Number of ways to add up to a sum S with N numbers

Say S = 5 and N = 3 the solutions would look like - <0,0,5> <0,1,4> <0,2,3> <0,3,2> <5,0,0> <2,3,0> <3,2,0> <1,2,2> etc etc.
In the general case, N nested loops can be used to solve the problem. Run N nested loop, inside them check if the loop variables add upto S.
If we do not know N ahead of time, we can use a recursive solution. In each level, run a loop starting from 0 to N, and then call the function itself again.
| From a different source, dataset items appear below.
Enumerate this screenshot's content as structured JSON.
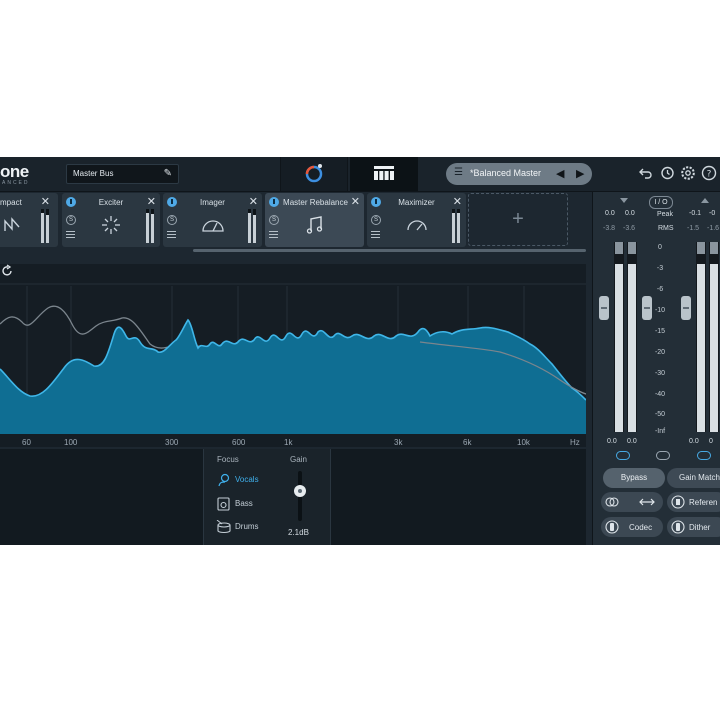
{
  "header": {
    "logo_text": "one",
    "logo_subtext": "ANCED",
    "preset_name": "Master Bus",
    "preset_selector": "*Balanced Master",
    "icons": [
      "edit-icon",
      "assistant-icon",
      "modules-grid-icon",
      "list-icon",
      "prev-icon",
      "next-icon",
      "undo-icon",
      "history-icon",
      "settings-icon",
      "help-icon"
    ]
  },
  "modules": [
    {
      "name": "mpact",
      "icon": "impact-icon"
    },
    {
      "name": "Exciter",
      "icon": "exciter-icon"
    },
    {
      "name": "Imager",
      "icon": "imager-icon"
    },
    {
      "name": "Master Rebalance",
      "icon": "rebalance-icon",
      "active": true
    },
    {
      "name": "Maximizer",
      "icon": "maximizer-icon"
    }
  ],
  "add_module": "+",
  "spectrum": {
    "freq_labels": [
      "60",
      "100",
      "300",
      "600",
      "1k",
      "3k",
      "6k",
      "10k",
      "Hz"
    ]
  },
  "rebalance": {
    "focus_label": "Focus",
    "gain_label": "Gain",
    "focus_options": [
      {
        "label": "Vocals",
        "selected": true
      },
      {
        "label": "Bass",
        "selected": false
      },
      {
        "label": "Drums",
        "selected": false
      }
    ],
    "gain_value": "2.1dB",
    "gain_fraction": 0.6
  },
  "meters": {
    "io_label": "I / O",
    "peak_label": "Peak",
    "rms_label": "RMS",
    "input_peak": [
      "0.0",
      "0.0"
    ],
    "input_rms": [
      "-3.8",
      "-3.6"
    ],
    "output_peak": [
      "-0.1",
      "-0"
    ],
    "output_rms": [
      "-1.5",
      "-1.6"
    ],
    "scale": [
      "0",
      "-3",
      "-6",
      "-10",
      "-15",
      "-20",
      "-30",
      "-40",
      "-50",
      "-Inf"
    ],
    "input_bottom": [
      "0.0",
      "0.0"
    ],
    "output_bottom": [
      "0.0",
      "0"
    ],
    "bypass": "Bypass",
    "gain_match": "Gain Match",
    "reference": "Referen",
    "codec": "Codec",
    "dither": "Dither"
  }
}
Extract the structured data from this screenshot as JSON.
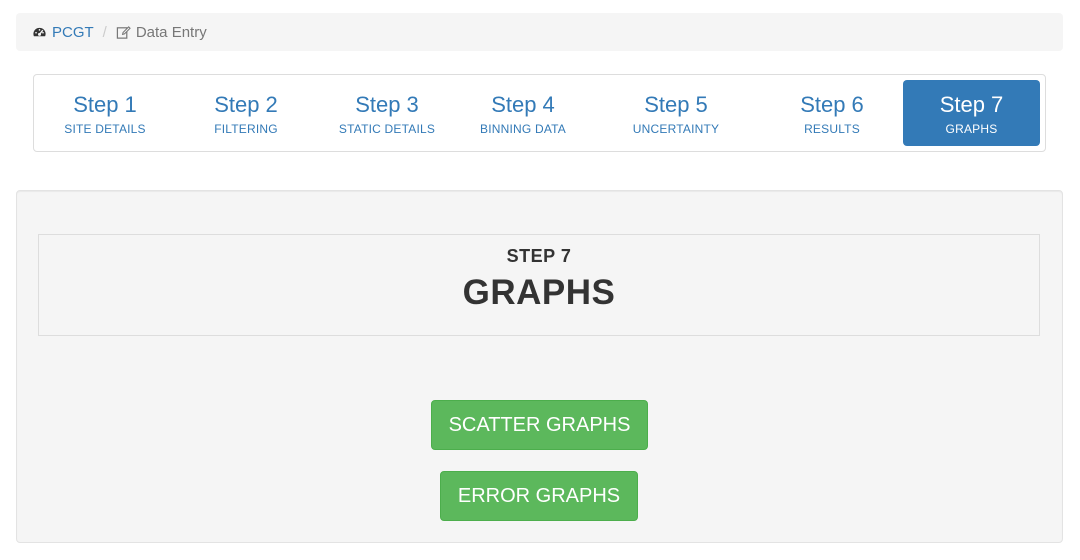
{
  "breadcrumb": {
    "home_label": "PCGT",
    "home_icon": "dashboard-icon",
    "current_label": "Data Entry",
    "current_icon": "edit-icon",
    "separator": "/"
  },
  "steps": [
    {
      "title": "Step 1",
      "subtitle": "SITE DETAILS",
      "active": false
    },
    {
      "title": "Step 2",
      "subtitle": "FILTERING",
      "active": false
    },
    {
      "title": "Step 3",
      "subtitle": "STATIC DETAILS",
      "active": false
    },
    {
      "title": "Step 4",
      "subtitle": "BINNING DATA",
      "active": false
    },
    {
      "title": "Step 5",
      "subtitle": "UNCERTAINTY",
      "active": false
    },
    {
      "title": "Step 6",
      "subtitle": "RESULTS",
      "active": false
    },
    {
      "title": "Step 7",
      "subtitle": "GRAPHS",
      "active": true
    }
  ],
  "main": {
    "step_label": "STEP 7",
    "title": "GRAPHS",
    "buttons": {
      "scatter": "SCATTER GRAPHS",
      "error": "ERROR GRAPHS"
    }
  },
  "colors": {
    "primary": "#337ab7",
    "success": "#5cb85c",
    "panel_bg": "#f5f5f5"
  }
}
When we reach a depth of N, see if the numbers obtained add up to S.
Any other dynamic programming solution?

Try this recursive function:
f(s, n) = 1 if s = 0
= 0 if s != 0 and n = 0
= sum f(s - i, n - 1) over i in [0, s] otherwise
To use dynamic programming you can cache the value of f after evaluating it, and check if the value already exists in the cache before evaluating it.
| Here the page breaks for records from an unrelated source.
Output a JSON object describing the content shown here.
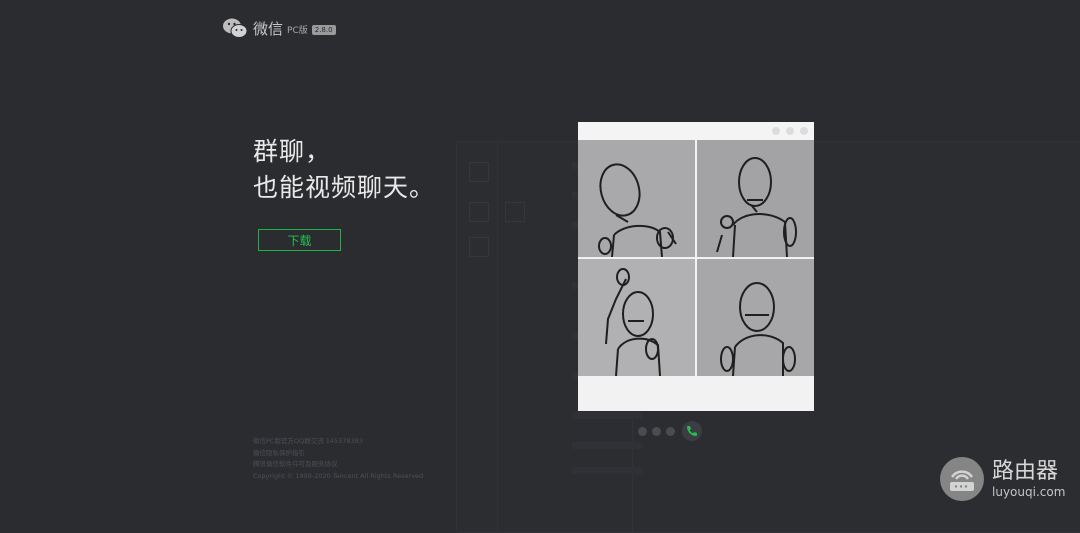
{
  "header": {
    "brand": "微信",
    "pc_label": "PC版",
    "version": "2.8.0"
  },
  "hero": {
    "line1": "群聊，",
    "line2": "也能视频聊天。",
    "download_label": "下载"
  },
  "footer": {
    "lines": [
      "微信PC版官方QQ群交流 145378383",
      "微信隐私保护指引",
      "腾讯微信软件许可及服务协议",
      "Copyright © 1998-2020 Tencent All Rights Reserved"
    ]
  },
  "watermark": {
    "title": "路由器",
    "url": "luyouqi.com"
  },
  "colors": {
    "background": "#2b2c30",
    "accent_green": "#22c14f"
  }
}
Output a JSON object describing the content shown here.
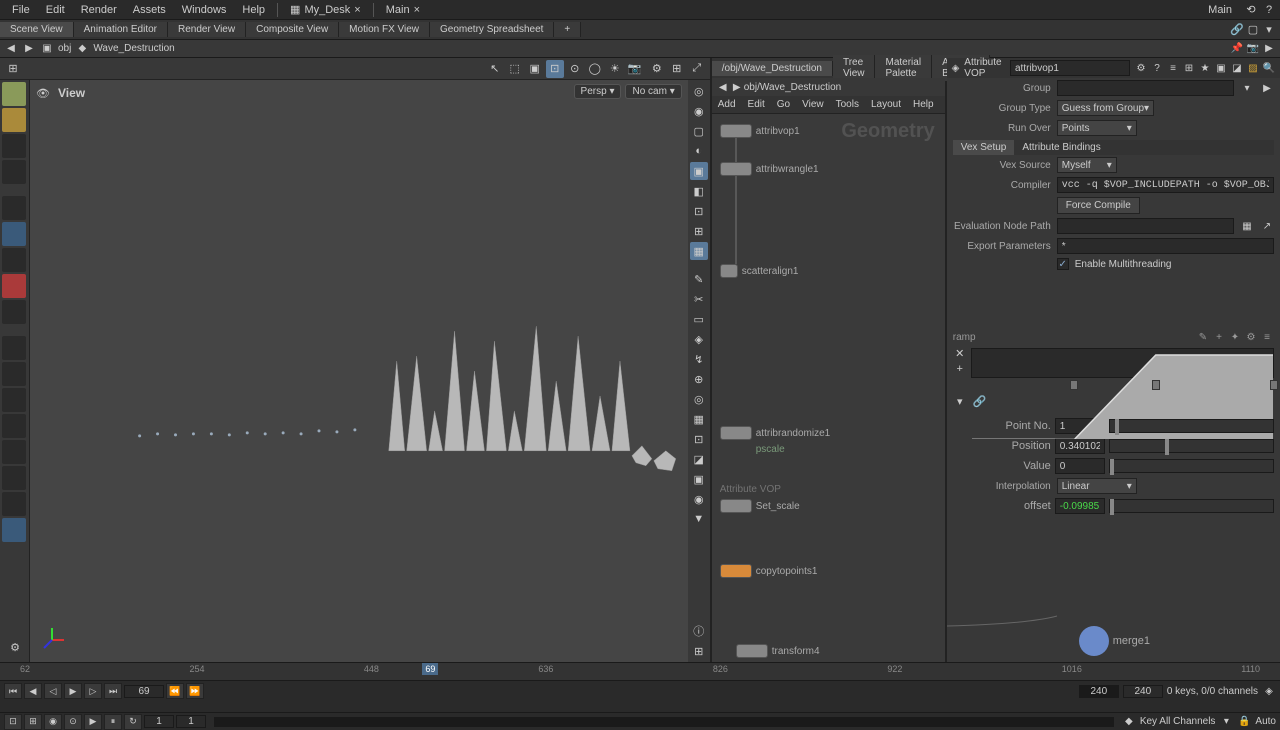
{
  "topmenu": {
    "file": "File",
    "edit": "Edit",
    "render": "Render",
    "assets": "Assets",
    "windows": "Windows",
    "help": "Help"
  },
  "desk": {
    "name": "My_Desk",
    "main": "Main",
    "main2": "Main"
  },
  "panetabs": {
    "scene": "Scene View",
    "anim": "Animation Editor",
    "render": "Render View",
    "composite": "Composite View",
    "motionfx": "Motion FX View",
    "geosheet": "Geometry Spreadsheet",
    "plus": "+"
  },
  "path": {
    "obj": "obj",
    "network": "Wave_Destruction"
  },
  "viewport": {
    "label": "View",
    "persp": "Persp",
    "nocam": "No cam"
  },
  "network": {
    "path_full": "/obj/Wave_Destruction",
    "tabs": {
      "tree": "Tree View",
      "material": "Material Palette",
      "asset": "Asset Browser",
      "plus": "+"
    },
    "menu": {
      "add": "Add",
      "edit": "Edit",
      "go": "Go",
      "view": "View",
      "tools": "Tools",
      "layout": "Layout",
      "help": "Help"
    },
    "nodes": {
      "attribvop1": "attribvop1",
      "attribwrangle1": "attribwrangle1",
      "scatteralign1": "scatteralign1",
      "attribrandomize1": "attribrandomize1",
      "pscale": "pscale",
      "attribvop_type": "Attribute VOP",
      "set_scale": "Set_scale",
      "copytopoints1": "copytopoints1",
      "transform4": "transform4",
      "merge1": "merge1"
    }
  },
  "params": {
    "node_type": "Attribute VOP",
    "node_name": "attribvop1",
    "group_label": "Group",
    "group_type_label": "Group Type",
    "group_type": "Guess from Group",
    "run_over_label": "Run Over",
    "run_over": "Points",
    "tab_vex": "Vex Setup",
    "tab_attr": "Attribute Bindings",
    "vex_source_label": "Vex Source",
    "vex_source": "Myself",
    "compiler_label": "Compiler",
    "compiler": "vcc -q $VOP_INCLUDEPATH -o $VOP_OBJECTFILE -e",
    "force_compile": "Force Compile",
    "eval_path_label": "Evaluation Node Path",
    "export_params_label": "Export Parameters",
    "export_params": "*",
    "enable_multi": "Enable Multithreading",
    "ramp_label": "ramp",
    "point_no_label": "Point No.",
    "point_no": "1",
    "position_label": "Position",
    "position": "0.340102",
    "value_label": "Value",
    "value": "0",
    "interp_label": "Interpolation",
    "interp": "Linear",
    "offset_label": "offset",
    "offset": "-0.0998519"
  },
  "chart_data": {
    "type": "line",
    "title": "ramp",
    "xlabel": "",
    "ylabel": "",
    "xlim": [
      0,
      1
    ],
    "ylim": [
      0,
      1
    ],
    "series": [
      {
        "name": "ramp",
        "x": [
          0,
          0.34,
          0.61,
          1.0
        ],
        "y": [
          0,
          0,
          1.0,
          1.0
        ]
      }
    ],
    "handles": [
      0.34,
      0.61,
      1.0
    ],
    "interpolation": "Linear"
  },
  "timeline": {
    "ticks": [
      "62",
      "254",
      "448",
      "636",
      "826",
      "922",
      "1016",
      "1110"
    ],
    "current": "69",
    "start": "1",
    "end": "240",
    "range_start": "1",
    "range_end": "240",
    "keys_status": "0 keys, 0/0 channels",
    "key_all": "Key All Channels",
    "auto": "Auto"
  },
  "overlay": {
    "geometry": "Geometry"
  }
}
There is a closed form formula : binomial(s + n - 1, s) or binomial(s+n-1,n-1)
Those numbers are the simplex numbers.
If you want to compute them, use the log gamma function or arbitrary precision arithmetic.
See https://math.stackexchange.com/questions/2455/geometric-proof-of-the-formula-for-simplex-numbers

I have my own formula for this. We, together with my friend Gio made an investigative report concerning this. The formula that we got is [2 raised to (n-1) - 1], where n is the number we are looking for how many addends it has.
Let's try.
If n is 1: its addends are o. There's no two or more numbers that we can add to get a sum of 1 (excluding 0). Let's try a higher number.
Let's try 4. 4 has addends: 1+1+1+1, 1+2+1, 1+1+2, 2+1+1, 1+3, 2+2, 3+1. Its total is 7.
Let's check with the formula. 2 raised to (4-1) - 1 = 2 raised to (3) - 1 = 8-1 =7.
Let's try 15. 2 raised to (15-1) - 1 = 2 raised to (14) - 1 = 16384 - 1 = 16383. Therefore, there are 16383 ways to add numbers that will equal to 15.
(Note: Addends are positive numbers only.)
(You can try other numbers, to check whether our formula is correct or not.)
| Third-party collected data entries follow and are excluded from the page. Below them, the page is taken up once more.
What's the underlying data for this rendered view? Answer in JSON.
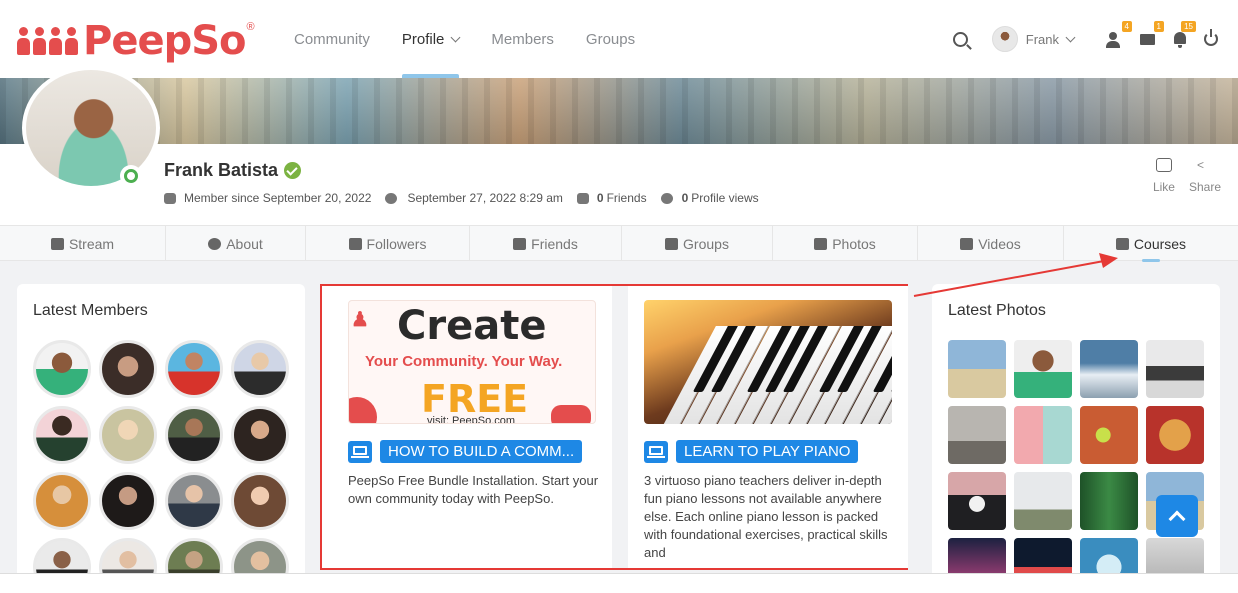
{
  "brand": {
    "name": "PeepSo",
    "reg": "®"
  },
  "menu": [
    {
      "label": "Community"
    },
    {
      "label": "Profile"
    },
    {
      "label": "Members"
    },
    {
      "label": "Groups"
    }
  ],
  "user": {
    "name": "Frank"
  },
  "badges": {
    "friends": "4",
    "messages": "1",
    "notifications": "15"
  },
  "profile": {
    "name": "Frank Batista",
    "member_since": "Member since September 20, 2022",
    "last_seen": "September 27, 2022 8:29 am",
    "friends_count": "0",
    "friends_label": "Friends",
    "views_count": "0",
    "views_label": "Profile views",
    "like_label": "Like",
    "share_label": "Share"
  },
  "tabs": [
    {
      "label": "Stream"
    },
    {
      "label": "About"
    },
    {
      "label": "Followers"
    },
    {
      "label": "Friends"
    },
    {
      "label": "Groups"
    },
    {
      "label": "Photos"
    },
    {
      "label": "Videos"
    },
    {
      "label": "Courses"
    }
  ],
  "latest_members": {
    "title": "Latest Members"
  },
  "latest_photos": {
    "title": "Latest Photos"
  },
  "courses": [
    {
      "title": "HOW TO BUILD A COMM...",
      "desc": "PeepSo Free Bundle Installation. Start your own community today with PeepSo.",
      "thumb": {
        "heading": "Create",
        "tagline": "Your Community. Your Way.",
        "price": "FREE",
        "url": "visit: PeepSo.com"
      }
    },
    {
      "title": "LEARN TO PLAY PIANO",
      "desc": "3 virtuoso piano teachers deliver in-depth fun piano lessons not available anywhere else. Each online piano lesson is packed with foundational exercises, practical skills and"
    }
  ],
  "colors": {
    "brand": "#e44d4d",
    "accent": "#1e88e5",
    "highlight": "#e53935",
    "badge": "#f4a523"
  }
}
This can be calculated in O(s+n) (or O(1) if you don't mind an approximation) in the following way:
Imagine we have a string with n-1 X's in it and s o's. So for your example of s=5, n=3, one example string would be
oXooXoo
Notice that the X's divide the o's into three distinct groupings: one of length 1, length 2, and length 2. This corresponds to your solution of <1,2,2>. Every possible string gives us a different solution, by counting the number of o's in a row (a 0 is possible: for example, XoooooX would correspond to <0,5,0>). So by counting the number of possible strings of this form, we get the answer to your question.
There are s+(n-1) positions to choose for s o's, so the answer is Choose(s+n-1, s).

There is a fixed formula to find the answer. If you want to find the number of ways to get N as the sum of R elements. The answer is always:
(N+R-1)!/((R-1)!*(N)!)
or in other words:
(N+R-1) C (R-1)

This actually looks a lot like a Towers of Hanoi problem, without the constraint of stacking disks only on larger disks. You have S disks that can be in any combination on N towers. So that's what got me thinking about it.
What I suspect is that there is a formula we can deduce that doesn't require the recursive programming. I'll need a bit more time though.